The State Bank of Pakistan announced its new monetary policy on Friday. It announced to increase the key interest rate by 50 basis points to 10.75%.
It said the current account deficit recorded a sizeable contraction during the first two months of 2019, which, together with bi-lateral inflows, helped ease pressures on SBP’s foreign exchange reserves.
“Average headline CPI inflation reached 6.5 percent in Jul-Feb FY19 compared to 3.8 percent recorded in the same period last year,” says the SBP press release issued on its official website.
“Owing to stabilization measures, the current account deficit narrowed to US$ 8.8 billion in Jul-Feb FY19 compared to a deficit of US$ 11.4 billion during the same period last year- a fall of 22.6%. This includes a notable pace of retrenchment of the current account deficit by 59.9 percent during the first two months of 2019 over the same period last year. This reduction in the external balance was mainly driven by a 29.7% decline in the trade deficit in goods and services as well as a strong growth in remittances.”
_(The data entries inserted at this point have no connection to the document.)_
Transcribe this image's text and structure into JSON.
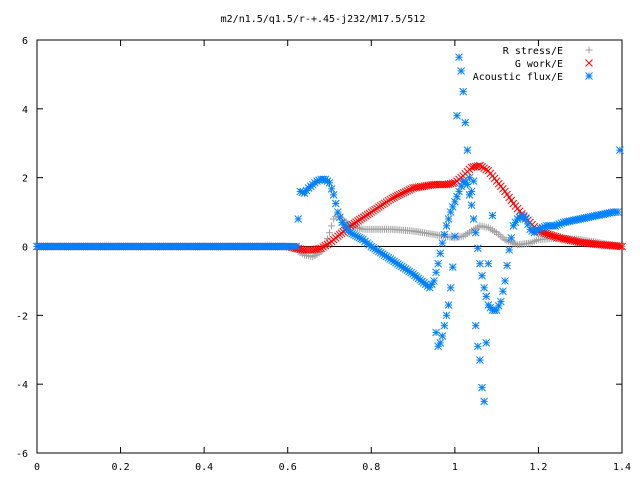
{
  "chart_data": {
    "type": "scatter",
    "title": "m2/n1.5/q1.5/r-+.45-j232/M17.5/512",
    "xlabel": "",
    "ylabel": "",
    "xlim": [
      0,
      1.4
    ],
    "ylim": [
      -6,
      6
    ],
    "xticks": [
      "0",
      "0.2",
      "0.4",
      "0.6",
      "0.8",
      "1",
      "1.2",
      "1.4"
    ],
    "yticks": [
      "-6",
      "-4",
      "-2",
      "0",
      "2",
      "4",
      "6"
    ],
    "grid": false,
    "legend_position": "top-right",
    "series": [
      {
        "name": "R stress/E",
        "color": "#a0a0a0",
        "marker": "plus",
        "x": [
          0,
          0.1,
          0.2,
          0.3,
          0.4,
          0.5,
          0.6,
          0.62,
          0.64,
          0.66,
          0.68,
          0.69,
          0.7,
          0.71,
          0.72,
          0.73,
          0.75,
          0.78,
          0.8,
          0.85,
          0.9,
          0.95,
          1.0,
          1.02,
          1.04,
          1.06,
          1.08,
          1.1,
          1.12,
          1.15,
          1.18,
          1.2,
          1.25,
          1.3,
          1.35,
          1.4
        ],
        "y": [
          0,
          0,
          0,
          0,
          0,
          0,
          0,
          -0.1,
          -0.25,
          -0.3,
          -0.15,
          0.05,
          0.4,
          0.8,
          0.95,
          0.8,
          0.6,
          0.5,
          0.5,
          0.5,
          0.45,
          0.35,
          0.25,
          0.3,
          0.45,
          0.6,
          0.55,
          0.4,
          0.2,
          0.05,
          0.1,
          0.2,
          0.25,
          0.2,
          0.1,
          0.0
        ]
      },
      {
        "name": "G work/E",
        "color": "#ff0000",
        "marker": "cross",
        "x": [
          0,
          0.1,
          0.2,
          0.3,
          0.4,
          0.5,
          0.6,
          0.62,
          0.64,
          0.66,
          0.68,
          0.7,
          0.72,
          0.75,
          0.8,
          0.85,
          0.9,
          0.95,
          0.98,
          1.0,
          1.02,
          1.04,
          1.06,
          1.08,
          1.1,
          1.12,
          1.14,
          1.16,
          1.18,
          1.2,
          1.25,
          1.3,
          1.35,
          1.4
        ],
        "y": [
          0,
          0,
          0,
          0,
          0,
          0,
          0,
          -0.05,
          -0.1,
          -0.1,
          -0.05,
          0.1,
          0.3,
          0.6,
          1.0,
          1.4,
          1.7,
          1.8,
          1.8,
          1.85,
          2.05,
          2.3,
          2.35,
          2.2,
          1.9,
          1.6,
          1.25,
          0.95,
          0.7,
          0.45,
          0.25,
          0.12,
          0.05,
          0.0
        ]
      },
      {
        "name": "Acoustic flux/E",
        "color": "#0080ff",
        "marker": "star",
        "x": [
          0,
          0.1,
          0.2,
          0.3,
          0.4,
          0.5,
          0.6,
          0.62,
          0.63,
          0.64,
          0.65,
          0.66,
          0.67,
          0.68,
          0.69,
          0.7,
          0.71,
          0.72,
          0.73,
          0.75,
          0.78,
          0.8,
          0.85,
          0.9,
          0.93,
          0.94,
          0.95,
          0.96,
          0.97,
          0.98,
          0.99,
          1.0,
          1.01,
          1.02,
          1.03,
          1.04,
          1.05,
          1.06,
          1.07,
          1.08,
          1.09,
          1.1,
          1.11,
          1.12,
          1.13,
          1.14,
          1.15,
          1.16,
          1.17,
          1.18,
          1.19,
          1.2,
          1.22,
          1.24,
          1.26,
          1.28,
          1.3,
          1.32,
          1.34,
          1.36,
          1.38,
          1.39
        ],
        "y": [
          0,
          0,
          0,
          0,
          0,
          0,
          0,
          0,
          1.6,
          1.55,
          1.7,
          1.8,
          1.9,
          1.95,
          1.95,
          1.85,
          1.5,
          1.0,
          0.7,
          0.4,
          0.2,
          0.0,
          -0.4,
          -0.8,
          -1.1,
          -1.2,
          -1.0,
          -0.5,
          0.1,
          0.6,
          1.0,
          1.3,
          1.6,
          1.9,
          1.8,
          1.2,
          0.4,
          -0.5,
          -1.2,
          -1.7,
          -1.85,
          -1.85,
          -1.6,
          -1.0,
          -0.1,
          0.6,
          0.8,
          0.9,
          0.8,
          0.5,
          0.4,
          0.5,
          0.6,
          0.6,
          0.7,
          0.75,
          0.8,
          0.85,
          0.9,
          0.95,
          1.0,
          1.0
        ]
      },
      {
        "name": "",
        "color": "#0080ff",
        "marker": "star",
        "x": [
          0.955,
          0.96,
          0.965,
          0.97,
          0.975,
          0.98,
          0.985,
          0.99,
          0.995,
          1.0,
          1.005,
          1.01,
          1.015,
          1.02,
          1.025,
          1.03,
          1.035,
          1.04,
          1.045,
          1.05,
          1.055,
          1.06,
          1.065,
          1.07,
          1.075,
          1.08,
          1.09,
          1.395
        ],
        "y": [
          -2.5,
          -2.9,
          -2.8,
          -2.6,
          -2.3,
          -2.0,
          -1.7,
          -1.2,
          -0.6,
          0.3,
          3.8,
          5.5,
          5.1,
          4.5,
          3.6,
          2.8,
          2.0,
          1.6,
          1.9,
          -2.3,
          -2.9,
          -3.3,
          -4.1,
          -4.5,
          -2.8,
          -0.5,
          0.9,
          2.8
        ]
      }
    ]
  }
}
With an improvement in the external balance as well as an increase in bilateral official inflows, SBP’s foreign exchange reserves gradually recovered to US$10.7 billion on March 25, 2019. While the reserves are still below the standard adequacy levels (equal to three months of imports cover), the recent improvement on the external front has nevertheless improved business confidence.
“In absolute terms, the government borrowed Rs3.3 trillion from SBP and retired Rs2.2 trillion of its borrowing from scheduled banks (on cash basis) during 1st Jul – 15th Mar, FY19. This in turn, facilitated the banks to meet private sector credit demand that increased by 9.2 percent without putting pressures on the market interest rates,” the statement read.